Juno Moneta, an epithet of Juno, was the protectress of funds, and, accordingly, money in ancient Rome was coined in her temple. The word moneta (from which the words money and monetize are derived) was used by writers such as Ovid, Martial, Juvenal, and Cicero. In several modern languages, including Russian and Italian, moneta (Spanish moneda) is the word for "coin".

Juno Moneta's name (like the name of the goddess Moneta) is derived from Latin moneō (since, as the protectress of funds, she "warned" of economic instability).

According to the Suda, a Byzantine encyclopedia (which uses the Greek names of the goddess), she was called Moneta (Μονήτα) because when the Romans needed money during the wars against Pyrrhus and Taranto, they prayed to Hera, and she replied to them that, if they would hold out against the enemies with justice, they would not go short of money.

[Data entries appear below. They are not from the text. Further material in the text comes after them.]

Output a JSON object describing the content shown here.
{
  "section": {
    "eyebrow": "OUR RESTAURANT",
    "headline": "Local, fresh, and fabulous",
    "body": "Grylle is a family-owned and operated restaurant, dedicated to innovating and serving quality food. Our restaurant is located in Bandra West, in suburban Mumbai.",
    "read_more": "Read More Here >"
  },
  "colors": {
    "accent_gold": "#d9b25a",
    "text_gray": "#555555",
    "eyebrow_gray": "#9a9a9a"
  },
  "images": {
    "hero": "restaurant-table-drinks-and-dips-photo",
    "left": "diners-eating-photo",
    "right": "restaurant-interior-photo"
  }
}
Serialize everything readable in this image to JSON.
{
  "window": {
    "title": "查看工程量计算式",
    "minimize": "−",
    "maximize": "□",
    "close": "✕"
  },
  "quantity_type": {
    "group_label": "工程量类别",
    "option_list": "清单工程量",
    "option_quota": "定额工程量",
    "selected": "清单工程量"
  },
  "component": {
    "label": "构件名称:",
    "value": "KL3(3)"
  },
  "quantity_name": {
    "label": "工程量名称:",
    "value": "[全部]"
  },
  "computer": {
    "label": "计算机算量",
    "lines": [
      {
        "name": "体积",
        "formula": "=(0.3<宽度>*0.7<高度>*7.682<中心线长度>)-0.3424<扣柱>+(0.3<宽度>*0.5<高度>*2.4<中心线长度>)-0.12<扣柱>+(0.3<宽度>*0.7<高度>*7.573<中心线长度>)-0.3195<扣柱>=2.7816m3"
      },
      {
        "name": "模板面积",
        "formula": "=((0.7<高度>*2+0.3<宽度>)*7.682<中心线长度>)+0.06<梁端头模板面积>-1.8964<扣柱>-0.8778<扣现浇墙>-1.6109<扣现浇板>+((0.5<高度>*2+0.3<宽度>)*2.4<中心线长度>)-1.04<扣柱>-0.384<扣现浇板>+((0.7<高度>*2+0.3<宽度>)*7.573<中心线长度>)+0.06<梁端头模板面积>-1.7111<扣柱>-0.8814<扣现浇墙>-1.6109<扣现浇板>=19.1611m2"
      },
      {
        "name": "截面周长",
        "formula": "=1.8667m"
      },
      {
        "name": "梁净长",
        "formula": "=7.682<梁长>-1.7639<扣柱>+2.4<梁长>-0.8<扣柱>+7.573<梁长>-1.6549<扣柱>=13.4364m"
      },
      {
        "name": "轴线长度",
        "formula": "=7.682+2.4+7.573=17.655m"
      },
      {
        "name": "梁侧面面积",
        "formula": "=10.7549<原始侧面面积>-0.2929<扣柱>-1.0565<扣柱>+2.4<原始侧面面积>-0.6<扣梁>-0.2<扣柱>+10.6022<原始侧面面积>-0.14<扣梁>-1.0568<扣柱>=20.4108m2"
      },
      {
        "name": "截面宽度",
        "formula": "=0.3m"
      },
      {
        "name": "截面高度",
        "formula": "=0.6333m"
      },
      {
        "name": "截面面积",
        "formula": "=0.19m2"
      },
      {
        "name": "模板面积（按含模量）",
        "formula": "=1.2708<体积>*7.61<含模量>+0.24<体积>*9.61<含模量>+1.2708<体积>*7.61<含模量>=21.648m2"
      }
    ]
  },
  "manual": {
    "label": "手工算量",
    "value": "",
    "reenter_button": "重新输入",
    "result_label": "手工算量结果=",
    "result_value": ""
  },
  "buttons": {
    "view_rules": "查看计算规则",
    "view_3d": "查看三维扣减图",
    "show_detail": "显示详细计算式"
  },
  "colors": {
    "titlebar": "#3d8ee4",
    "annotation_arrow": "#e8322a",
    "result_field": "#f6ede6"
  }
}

After the wars, the Romans honoured Hera Moneta (that is, advisor, invoking the Latin verb moneō , and, accordingly, decided to stamp the coinage in her temple.
Hyginus in his Fabulae, writes of Moneta as a Titaness daughter of Aether and Tellus, and as the mother by Jove of the nine Muses. Hyginus doesn't seem to identify Moneta with either Juno or Mnemosyne, as the latter is later called a daughter of Jove and Clymene.

== Coinage==
"Moneta" retained the meanings of "money" and "die" well into the Middle Ages and appeared often on minted coins. For example, the phrase moneta nova is regular on coins of the Low Countries and the Rhineland in the fourteenth and fifteenth century, with the "nova", Latin for "new", not necessarily signifying a new type or variety of coin.

== In culture ==
Moneta is a central figure in John Keats' poem "The Fall of Hyperion: A Dream".